Film Agnieszki Holland utrzymany jest konsekwentnie w kadrach pięknie wystylizowanych na malarskie kompozycje, czyniąc przedsięwzięcie archaicznym i zamierzchłym problemem.
Pięćdziesięcioczteroletniemu Beethovenowi zostaje podesłana ( jak i w następnym wieku – Dostojewskiemu) – Anna.
Podesłanie młodości starości to wdzięczny temat nie tylko na dzieło artystyczne, ale jeśli posyła się geniuszom epoki, to zaraz ten zwyczajny człowieczy zabieg higieniczny, stosowany już w Biblii u króla Salomona, staje się niesłychanej wagi.
Z podesłania – a kto podsyła, to nigdy nie wiadomo – nad tym w karczmie zastanawia się głośno Beethoven odbierający jedynie Boga rozkazy lub z nim się mocujący – pyta, czy przypadkiem Anny nie podesłał ten Drugi.
W konsekwencji jednak takie zesłane z nieba smaczne kąski dla starzejących się artystów owocują arcydziełami. Jeśli owocem Anny Dostojewskiej były dzieci z pisarzem, to tylko po to, by zdesperowana, zmusiła go do napisania „Biesów”, by móc je wyżywić.
Ponieważ film o Beethovenie dozwolony jest od lat 15, opiewa jedynie idee, jakie dzieli studentka wiedeńskiego konserwatorium z muzycznym geniuszem. Ale i tak inkubacja dzisiejszego hymnu Unii Europejskiej dokona się jedynie dzięki jej radości.
Oczywiście, scenarzyści karkołomnego zamierzenia w obliczu naszych czasów, gdzie trwa nieprzerwanie kult młodości, a sztuczne wprowadzanie fikcyjnych postaci w wyjątkowo prawdziwe życiorysy ma pożenić te dwa zwalczające się obozy – chcą najprawdopodobniej przemycić przesłanie, że starcy są potrzebni młodym i na odwrót.
Piotr Łazarkiewicz, dwudziestosześcioletni absolwent krakowskiego konserwatorium pisze nawet za filmową Annę utwór muzyczny, pochwalony przez Beethovena, zdający się nawet kopią jego twórczości.
Początkowo wyśmiawszy i wyszydziwszy za popełnione dzieło, Beethoven klęczy przed Anną i błaga ją, by przyjęła jego poprawki i nauki.
Relacja mistrza do ucznia jest więc w stylu bardzo nowoczesnym, bardzo trudno uwierzyć scenarzystom, że o muzykę tam chodzi.

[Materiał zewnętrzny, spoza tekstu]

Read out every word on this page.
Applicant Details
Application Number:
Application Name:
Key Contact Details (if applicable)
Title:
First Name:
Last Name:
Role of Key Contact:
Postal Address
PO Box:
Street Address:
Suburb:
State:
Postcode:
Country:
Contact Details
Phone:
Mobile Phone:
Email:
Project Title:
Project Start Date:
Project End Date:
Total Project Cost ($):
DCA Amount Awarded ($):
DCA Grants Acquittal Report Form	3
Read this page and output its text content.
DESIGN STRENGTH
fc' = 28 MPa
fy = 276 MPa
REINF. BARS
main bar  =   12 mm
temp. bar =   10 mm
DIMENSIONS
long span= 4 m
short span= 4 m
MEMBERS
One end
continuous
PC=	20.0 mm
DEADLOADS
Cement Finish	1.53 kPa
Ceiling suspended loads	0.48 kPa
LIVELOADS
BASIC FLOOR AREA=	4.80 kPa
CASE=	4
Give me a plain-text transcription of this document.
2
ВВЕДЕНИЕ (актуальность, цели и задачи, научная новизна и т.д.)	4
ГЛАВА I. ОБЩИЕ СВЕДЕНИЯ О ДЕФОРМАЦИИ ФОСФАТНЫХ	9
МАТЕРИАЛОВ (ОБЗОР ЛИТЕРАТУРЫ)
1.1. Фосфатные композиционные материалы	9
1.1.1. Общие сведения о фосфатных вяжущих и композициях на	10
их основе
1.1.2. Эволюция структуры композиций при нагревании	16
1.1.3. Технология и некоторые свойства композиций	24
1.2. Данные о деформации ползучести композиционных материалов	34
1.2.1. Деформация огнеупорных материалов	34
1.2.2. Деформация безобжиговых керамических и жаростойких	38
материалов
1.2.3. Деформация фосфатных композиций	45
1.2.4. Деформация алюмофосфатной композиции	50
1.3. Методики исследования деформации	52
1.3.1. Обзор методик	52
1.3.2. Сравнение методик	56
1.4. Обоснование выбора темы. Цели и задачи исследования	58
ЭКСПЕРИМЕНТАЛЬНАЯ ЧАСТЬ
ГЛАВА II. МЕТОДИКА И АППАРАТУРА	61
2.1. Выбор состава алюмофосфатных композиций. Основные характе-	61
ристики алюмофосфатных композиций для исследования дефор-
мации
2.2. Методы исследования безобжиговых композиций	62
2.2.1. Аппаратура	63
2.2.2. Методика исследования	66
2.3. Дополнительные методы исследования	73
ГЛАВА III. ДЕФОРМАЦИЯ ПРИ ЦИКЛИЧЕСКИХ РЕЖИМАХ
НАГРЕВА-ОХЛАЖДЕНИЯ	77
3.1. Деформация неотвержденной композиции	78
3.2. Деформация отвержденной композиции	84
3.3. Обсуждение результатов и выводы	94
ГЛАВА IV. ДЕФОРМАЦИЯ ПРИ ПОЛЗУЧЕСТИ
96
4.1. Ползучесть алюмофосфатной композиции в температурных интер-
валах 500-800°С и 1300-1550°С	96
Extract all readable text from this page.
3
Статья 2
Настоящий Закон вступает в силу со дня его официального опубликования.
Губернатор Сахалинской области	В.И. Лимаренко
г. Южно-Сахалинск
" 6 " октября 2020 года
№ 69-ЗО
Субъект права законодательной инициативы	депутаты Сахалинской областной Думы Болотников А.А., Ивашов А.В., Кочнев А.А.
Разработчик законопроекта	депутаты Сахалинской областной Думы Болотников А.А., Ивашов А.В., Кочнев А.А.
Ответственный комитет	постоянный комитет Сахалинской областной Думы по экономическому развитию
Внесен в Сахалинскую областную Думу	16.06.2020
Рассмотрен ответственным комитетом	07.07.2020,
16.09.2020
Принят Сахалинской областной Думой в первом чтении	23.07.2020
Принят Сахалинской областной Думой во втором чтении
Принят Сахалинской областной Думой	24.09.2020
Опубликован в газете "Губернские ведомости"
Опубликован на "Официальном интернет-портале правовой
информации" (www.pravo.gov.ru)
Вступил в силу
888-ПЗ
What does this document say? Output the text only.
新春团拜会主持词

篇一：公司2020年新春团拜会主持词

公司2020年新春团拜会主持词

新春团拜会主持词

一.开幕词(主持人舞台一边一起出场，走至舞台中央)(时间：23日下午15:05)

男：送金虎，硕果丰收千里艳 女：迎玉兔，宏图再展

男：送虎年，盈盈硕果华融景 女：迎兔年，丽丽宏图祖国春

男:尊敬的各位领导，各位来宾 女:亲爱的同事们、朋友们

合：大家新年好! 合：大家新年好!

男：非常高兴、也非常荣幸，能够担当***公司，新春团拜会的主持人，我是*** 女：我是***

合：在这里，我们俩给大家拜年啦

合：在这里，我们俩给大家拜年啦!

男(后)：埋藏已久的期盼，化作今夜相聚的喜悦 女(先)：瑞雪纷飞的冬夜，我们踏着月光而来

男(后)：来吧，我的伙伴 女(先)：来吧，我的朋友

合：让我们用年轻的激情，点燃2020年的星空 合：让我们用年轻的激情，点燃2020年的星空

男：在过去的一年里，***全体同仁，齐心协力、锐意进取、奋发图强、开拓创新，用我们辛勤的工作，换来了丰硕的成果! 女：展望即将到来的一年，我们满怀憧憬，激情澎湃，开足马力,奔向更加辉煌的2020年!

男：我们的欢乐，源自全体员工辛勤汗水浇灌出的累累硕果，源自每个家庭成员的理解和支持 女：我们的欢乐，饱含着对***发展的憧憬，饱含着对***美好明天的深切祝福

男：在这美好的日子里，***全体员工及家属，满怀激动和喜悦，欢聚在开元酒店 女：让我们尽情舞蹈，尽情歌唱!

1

Dwudziestotrzyletnia, genialnie utalentowana Anna schedę po zmarłym Beethovenie podejmie z całym zaangażowaniem, szczególnie, że laską choleryk Beethoven zniszczył aspiracje twórcze jej narzeczonego, odcinając tym ją od przyszłości kury domowej i skazując bezpowrotnie na sztukę. Toteż scena kończąca film obróconej tyłem do widza Anny idącej łąką w głąb ekranu obiecuje niechybny rezultat.
Agnieszka Holland w wywiadach wyjaśnia, że postać Anny jest jednak kompilacją życiorysu osoby realnej – skutecznej kompozytorki francuskiej, modnej za czasów jej istnienia, kontynuującej wątki Beethovenowskie, to przecież w konsekwencji jej wyczyn jest historycznie marginalny.
Ale, jak mówi tytuł filmu, Anna to tylko kopia. Można więc film odczytać jako pokoleniową zemstę na młodym. Zemstę starzejącej się Agnieszki Holland i Eda Harrisa na młodych, którzy według filmu mogą być jedynie kopiami.